Joshi and his colleagues have found genetic signatures of the highly transmissible Delta coronavirus variant in Ahmedabad’s wastewater, collected in February 2021, a month before the city’s first Delta case. The finding demonstrates the importance of wastewater sampling as an early indicator of the circulating variants.

Researchers have known for more than a year through observations in several countries that the genetic residues of SARS-CoV-2, the virus that causes Covid-19, can show up in wastewater shed by people who may or may not know that they are infected.

The GBRC team collected two samples each from Ahmedabad’s wastewater streams in September 2020, November 2020 and February 2021, sequenced the genetic residues in the samples and found the Delta variant in the February samples.

“The wastewater sample can also tell us how prevalent a variant might be in the local population,” Joshi told The Telegraph.

The analysis has suggested that the Delta variant accounted for about 57 per cent of the circulating coronaviruses in the city a month before health authorities detected the first Ahmedabad patient infected by the strain in March 2021.

The early detection in wastewater samples is not surprising, Joshi said. About 80 per cent of patients infected by the coronavirus have mild or no symptoms at all and a large fraction of such patients do not seek a diagnostic test but shed the virus while they are infected.

In such circumstances, Joshi said, the viruses circulating in a locality are likely to enter the local wastewater streams before they are picked up through diagnostic tests on patients.

The Ahmedabad study points to the silent circulation of the Delta variant in early February, a period when scientists had not yet fully appreciated the speed at which the variant was spreading, scientists with the consortium who were not associated with the study said.

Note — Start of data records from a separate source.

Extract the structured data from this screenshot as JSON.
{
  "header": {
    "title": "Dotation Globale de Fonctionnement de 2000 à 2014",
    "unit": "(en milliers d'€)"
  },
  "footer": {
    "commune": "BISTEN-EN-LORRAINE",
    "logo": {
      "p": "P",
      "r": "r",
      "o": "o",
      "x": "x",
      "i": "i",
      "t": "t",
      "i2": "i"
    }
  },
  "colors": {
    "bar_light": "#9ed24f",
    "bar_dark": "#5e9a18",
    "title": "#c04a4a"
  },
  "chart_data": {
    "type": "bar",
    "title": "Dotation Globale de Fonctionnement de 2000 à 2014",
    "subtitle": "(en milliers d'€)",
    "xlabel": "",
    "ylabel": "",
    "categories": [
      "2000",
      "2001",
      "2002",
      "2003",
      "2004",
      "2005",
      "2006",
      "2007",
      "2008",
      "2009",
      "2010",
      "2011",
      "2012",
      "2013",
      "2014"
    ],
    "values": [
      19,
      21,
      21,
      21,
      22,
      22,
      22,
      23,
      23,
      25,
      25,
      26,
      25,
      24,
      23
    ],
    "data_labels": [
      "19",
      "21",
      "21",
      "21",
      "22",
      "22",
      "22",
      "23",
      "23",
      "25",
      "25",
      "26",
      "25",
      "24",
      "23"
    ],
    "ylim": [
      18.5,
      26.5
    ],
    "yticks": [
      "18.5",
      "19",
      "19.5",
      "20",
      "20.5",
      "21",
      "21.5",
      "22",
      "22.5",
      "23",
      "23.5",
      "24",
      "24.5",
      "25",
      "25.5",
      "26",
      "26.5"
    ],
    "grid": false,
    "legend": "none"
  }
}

A document on the consortium released by the science ministry’s department of biotechnology on June 23 mentions sewage surveillance among its objectives, but a senior consortium scientist declined to discuss details of the sampling plans or timeline.

“I won’t shy away from saying that I’m disappointed at the pace of wastewater surveillance in the country,” said Manish Kumar, an assistant professor at the Indian Institute of Technology, Gandhinagar, who collaborated with the GBRC in the study.

Kumar said other countries such as Britain had already initiated wastewater surveillance efforts to monitor coronavirus variants circulating in specific localities.

“Wastewater surveillance along with sequencing would be a cost effective means of keeping track of the variants in our cities,” he said.